Night Boats (Noćni brodovi) is a 2012 Croatian drama film directed by Igor Mirković.

== Cast ==
- Ana Karić as Helena
- Radko Polič as Jakov
- Renata Ulmanski as Olgica
- Lana Barić as Anja
- Bogdan Diklić as Marko
- Marija Geml as Tonka
- Mirna Medaković as Trafikantica
- Zvonimir Torjanac as Vlado
- Jadranka Đokić as Frizerka
- Pero Kvrgić as General

== Production ==
Lead actress Ana Káric considered her participation in the film to be "the role of a lifetime.
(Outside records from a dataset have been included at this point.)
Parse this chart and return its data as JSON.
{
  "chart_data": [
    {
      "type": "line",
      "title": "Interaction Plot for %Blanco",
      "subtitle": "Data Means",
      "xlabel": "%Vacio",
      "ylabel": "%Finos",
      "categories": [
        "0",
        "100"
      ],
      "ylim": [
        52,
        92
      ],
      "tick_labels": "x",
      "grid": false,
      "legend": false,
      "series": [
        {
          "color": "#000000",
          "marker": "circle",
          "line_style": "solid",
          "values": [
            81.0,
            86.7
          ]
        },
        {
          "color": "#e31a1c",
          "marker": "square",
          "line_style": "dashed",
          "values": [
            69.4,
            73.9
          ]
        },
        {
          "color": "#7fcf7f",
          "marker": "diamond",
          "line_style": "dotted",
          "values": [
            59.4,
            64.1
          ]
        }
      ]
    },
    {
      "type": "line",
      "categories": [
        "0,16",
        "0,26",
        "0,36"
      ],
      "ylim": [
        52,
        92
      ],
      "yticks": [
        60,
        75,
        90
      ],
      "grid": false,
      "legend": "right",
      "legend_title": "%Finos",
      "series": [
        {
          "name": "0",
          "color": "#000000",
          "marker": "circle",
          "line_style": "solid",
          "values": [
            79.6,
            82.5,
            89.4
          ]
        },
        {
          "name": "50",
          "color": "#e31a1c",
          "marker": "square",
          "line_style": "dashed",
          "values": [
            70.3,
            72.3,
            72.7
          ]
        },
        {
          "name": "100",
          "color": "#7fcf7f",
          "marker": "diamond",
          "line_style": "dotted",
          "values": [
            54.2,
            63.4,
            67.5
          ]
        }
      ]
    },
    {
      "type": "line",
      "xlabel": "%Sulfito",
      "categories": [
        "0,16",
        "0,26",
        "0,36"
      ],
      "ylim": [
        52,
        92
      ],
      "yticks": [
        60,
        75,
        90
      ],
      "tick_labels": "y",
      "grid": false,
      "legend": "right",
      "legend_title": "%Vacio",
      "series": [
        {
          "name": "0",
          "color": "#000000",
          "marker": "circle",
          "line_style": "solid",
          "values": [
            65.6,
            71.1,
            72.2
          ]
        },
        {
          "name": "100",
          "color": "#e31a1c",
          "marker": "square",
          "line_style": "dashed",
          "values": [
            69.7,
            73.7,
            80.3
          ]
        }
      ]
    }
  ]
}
Namely, she play[ed] a woman her age, a woman who, like a teenager, falls headlong in love with a man she met in a retirement home."

== Awards ==
The film received various awards:

- Best Film -Celebrating Age Award, Mumbai International Film Festival, India 2012.
- Award for Best Actress to Ani Karić - SEE a Paris (South East European Film Festival), France 2013.
- Golden Arena for the best leading female role - Ana Karić, Pula Film Festival 2012.
- Special Award for Feature Film - San Pedro International Film Festival, USA, 2012.
- Tree of Love Award - Ana Karić and Radko Polič, Film Days Mostar, Bosnia and Herzegovina 2012.